General George Washington vs. Smallpox

According to The Speckled Monster, smallpox is by "…far and away the most voracious killer ever to stalk the human species." Smallpox is caused by the virus Variola major. Smallpox spreads through human contact and by contact with a victim's clothing, bedding, etc. It takes about 12 days for symptoms to appear. During part of this period, victims are contagious, unknowingly infecting others.

The symptoms, which may last another two weeks, include fever, weakness causing the victim to be bedridden, and attacks upon multiple organs of the body often causing death. The skin erupts into large blister-like pustules, which leave the survivors with permanent disfiguring scars. Survivors of the disease had both the scars and lifetime immunity.

However, even in favorable settings, ten to fifty percent of the victims died. Chances were better for those who had genetic resistance, contacted a milder form as an adult and had people around (those with smallpox scars on their faces) to nurse them during the time they were bedridden. Children and pregnant women faced death rates of up to eighty percent.

Native Americans had little knowledge of the disease. They had neither genetic resistance nor immune nurses with smallpox scars. Periodic smallpox epidemics would claim over ninety percent of the Native American population.

In Europe and the New World, the only known effective measures against smallpox were quarantine, i.e. isolating ships, travelers and people with smallpox, and nursing care. The Speckled Monster tells how knowledge of a new preventive measure became known to the English-speaking world in 1721.
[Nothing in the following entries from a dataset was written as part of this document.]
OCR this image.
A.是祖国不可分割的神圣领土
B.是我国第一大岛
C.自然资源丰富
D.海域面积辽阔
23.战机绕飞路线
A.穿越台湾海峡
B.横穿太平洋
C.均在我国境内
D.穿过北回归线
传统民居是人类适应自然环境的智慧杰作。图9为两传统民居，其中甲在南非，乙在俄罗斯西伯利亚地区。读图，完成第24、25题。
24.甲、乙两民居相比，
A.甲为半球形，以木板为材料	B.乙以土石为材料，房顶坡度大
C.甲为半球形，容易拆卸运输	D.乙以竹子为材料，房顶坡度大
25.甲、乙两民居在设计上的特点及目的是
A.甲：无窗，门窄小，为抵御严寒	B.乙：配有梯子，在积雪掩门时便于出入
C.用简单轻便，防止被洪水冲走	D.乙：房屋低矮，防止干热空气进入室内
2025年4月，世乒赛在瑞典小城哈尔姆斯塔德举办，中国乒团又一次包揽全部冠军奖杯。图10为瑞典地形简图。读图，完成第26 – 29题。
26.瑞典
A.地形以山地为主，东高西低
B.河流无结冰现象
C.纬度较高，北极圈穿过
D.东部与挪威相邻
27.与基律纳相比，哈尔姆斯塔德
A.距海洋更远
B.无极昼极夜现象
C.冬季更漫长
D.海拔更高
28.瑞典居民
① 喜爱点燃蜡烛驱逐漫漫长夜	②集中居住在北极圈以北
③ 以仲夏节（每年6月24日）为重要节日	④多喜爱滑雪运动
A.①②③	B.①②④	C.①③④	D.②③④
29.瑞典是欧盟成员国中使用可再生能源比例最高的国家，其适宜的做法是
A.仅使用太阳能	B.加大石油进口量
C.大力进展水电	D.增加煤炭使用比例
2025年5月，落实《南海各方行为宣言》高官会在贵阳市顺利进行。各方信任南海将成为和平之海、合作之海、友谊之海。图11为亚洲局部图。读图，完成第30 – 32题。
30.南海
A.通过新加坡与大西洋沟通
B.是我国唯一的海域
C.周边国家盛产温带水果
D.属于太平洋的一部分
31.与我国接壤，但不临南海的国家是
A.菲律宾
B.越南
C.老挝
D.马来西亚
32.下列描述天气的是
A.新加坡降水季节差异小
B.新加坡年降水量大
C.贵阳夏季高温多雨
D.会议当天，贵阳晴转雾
Lady Mary Wortley Montagu, herself terribly disfigured by smallpox, visited Turkey in 1719. She visited a bath and was impressed by the sight of hundreds of women without smallpox scars. She learned that each autumn Turkish children got scratched on the arm with a needle dipped in pus from a smallpox victim. This gave them the disease and lifelong immunity with little scaring.

In 1721, a smallpox epidemic raged in Boston. The Rev. Cotton Mather and Dr. Zabdiel Boylston learned of a similar technique from African slaves. Dr. Boylston managed to use it successfully. This technique, scratching live smallpox into the arm, was called inoculation. England's Royal Family, among others, soon became inoculated.

Inoculation had problems. It still killed from one to three percent of its victims—far better than the disease--which killed around thirty percent. It could also start a smallpox epidemic among the people who were exposed to the innoculee. And due to the need for nursing care while the disease ran its course, only the wealthy could afford it.

For these reasons, inoculation was prohibited in New England and the Southern colonies during the 1700s. These colonies were somewhat isolated and tended to remain smallpox-free.

The Mid-Atlantic Colonies, such as Rhode Island, had smallpox circulating on a semi-regular basis and permitted inoculation. In an early form of medical tourism, wealthy Americans such as Abigail Adams travelled to be inoculated.

Pox Americana : the Great Smallpox Epidemic of 1775-82 notes that the smallpox epidemic raging across the Americas was possibly the greatest challenge facing General Washington during the American Revolution. American troops had little exposure to smallpox and were not immune. Early on, an army sent to invade Canada was nearly wiped out by smallpox.

The British had few problems. Most of their Old World soldiers had survived smallpox and had the scars to prove it. Those few without the scars were inoculated and nursed back to health by the others.

The American Army at first prohibited inoculation fearing that inoculations would cause severe epidemics among the troops. Not only would an epidemic kill and incapacitate most of the army, but few Americans had the scars to prove their immunity to smallpox. There would be no one to nurse the disease victims back to health.

In the later years of the Revolution, General Washington began requiring recruits to receive inoculations in their hometowns before joining the army. This strategy, while successful, greatly slowed recruitment. Recruits not only required a month to recover, but then had to serve as nurses for the next batch of recruits.